Submarine landslides pose a significant threat to current and future offshore infrastructure; however, LSM has seldom been applied to offshore regions to spatially forecast the potential of submarine landslides in economically prudent offshore areas. With the availability of region-wide data that are related to submarine landslide occurrences, the GoM was used as a case study for applying LSM techniques to a basin-scale region in the offshore environment. While many methods for producing landslide susceptibility maps exist, this study employed a GBDT model using a permutation approach to assess how the location and amount of training data influence model accuracy. Variability in model accuracy indicated that the GBDT model provides a more accurate model overall compared to LR and that the LSM model performance improves when training on several locations that are geologically unique.

The importance that each feature has in forecasting landslide potential is location specific; however, general features necessary for LSM in the GoM case study region can be made. Based on feature importance metrics, geomorphological settings, including basins, canyons, and escarpments, were shown to provide valuable information to forecast landslide susceptibility. Other notable influencing factors include the percentage of rock coverage, faults, and various types of gas presence. Other factors that were not considered in this study were wave height and sediment accumulation rate, which may be important in shallow environment LSM (less than approximately 120 m of water depth where extreme waves are still able to exert pressure variations at the bottom).

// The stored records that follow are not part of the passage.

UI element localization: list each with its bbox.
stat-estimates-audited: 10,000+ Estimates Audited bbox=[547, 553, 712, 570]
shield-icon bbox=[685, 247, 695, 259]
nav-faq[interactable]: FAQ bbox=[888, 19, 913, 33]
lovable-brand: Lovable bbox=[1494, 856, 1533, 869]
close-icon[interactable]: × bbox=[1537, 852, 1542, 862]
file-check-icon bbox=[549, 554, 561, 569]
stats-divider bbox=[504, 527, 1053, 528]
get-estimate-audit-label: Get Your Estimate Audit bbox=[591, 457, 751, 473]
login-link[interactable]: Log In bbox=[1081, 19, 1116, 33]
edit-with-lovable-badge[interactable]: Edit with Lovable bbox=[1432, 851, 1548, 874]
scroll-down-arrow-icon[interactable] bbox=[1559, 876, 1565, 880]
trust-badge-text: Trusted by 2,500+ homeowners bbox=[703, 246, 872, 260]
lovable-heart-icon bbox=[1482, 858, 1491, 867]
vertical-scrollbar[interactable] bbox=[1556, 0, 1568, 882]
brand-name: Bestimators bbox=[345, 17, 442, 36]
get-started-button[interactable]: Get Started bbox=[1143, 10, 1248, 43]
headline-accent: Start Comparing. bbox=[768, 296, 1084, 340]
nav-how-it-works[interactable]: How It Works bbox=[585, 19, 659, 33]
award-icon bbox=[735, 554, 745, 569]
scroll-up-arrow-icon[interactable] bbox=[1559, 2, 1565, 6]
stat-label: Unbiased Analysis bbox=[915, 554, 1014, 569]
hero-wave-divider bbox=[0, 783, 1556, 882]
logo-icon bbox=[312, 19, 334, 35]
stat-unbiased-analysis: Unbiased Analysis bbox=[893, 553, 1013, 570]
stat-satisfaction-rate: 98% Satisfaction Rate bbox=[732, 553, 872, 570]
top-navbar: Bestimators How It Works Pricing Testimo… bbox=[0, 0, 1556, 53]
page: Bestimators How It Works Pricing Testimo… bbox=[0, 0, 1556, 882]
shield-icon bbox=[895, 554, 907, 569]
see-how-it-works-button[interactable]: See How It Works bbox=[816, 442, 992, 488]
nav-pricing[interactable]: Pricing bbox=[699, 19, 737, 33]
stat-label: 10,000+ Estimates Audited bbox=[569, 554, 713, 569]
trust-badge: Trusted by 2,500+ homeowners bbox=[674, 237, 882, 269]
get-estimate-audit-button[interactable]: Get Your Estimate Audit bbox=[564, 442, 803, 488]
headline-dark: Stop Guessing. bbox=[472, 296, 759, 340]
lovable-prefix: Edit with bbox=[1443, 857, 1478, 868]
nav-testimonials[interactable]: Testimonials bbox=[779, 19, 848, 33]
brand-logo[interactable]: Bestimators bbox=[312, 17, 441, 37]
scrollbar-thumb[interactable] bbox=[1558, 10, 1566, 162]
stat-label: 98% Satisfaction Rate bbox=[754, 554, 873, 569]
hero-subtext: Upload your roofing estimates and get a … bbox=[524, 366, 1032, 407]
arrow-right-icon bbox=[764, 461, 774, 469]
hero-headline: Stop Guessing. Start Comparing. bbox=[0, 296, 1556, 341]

The results of this case study offer an initial understanding of how available offshore spatial datasets can be utilized to develop landslide susceptibility maps. By means of characterizing spatial patterns of high and low landslide potential areas, LSM can aid in the current and future planning of offshore infrastructure to help prevent and mitigate potential incidents. Future LSM studies may be influenced by climate change effects such as sea level rise and sedimentation rate as these factors become more conclusive (Urlaub et al. 2013). While this study reports the success of LSM in the northern GoM at a large spatial scale using a GBDT model, the results should be utilized as a baseline for future model improvements and extrapolated to other offshore regions.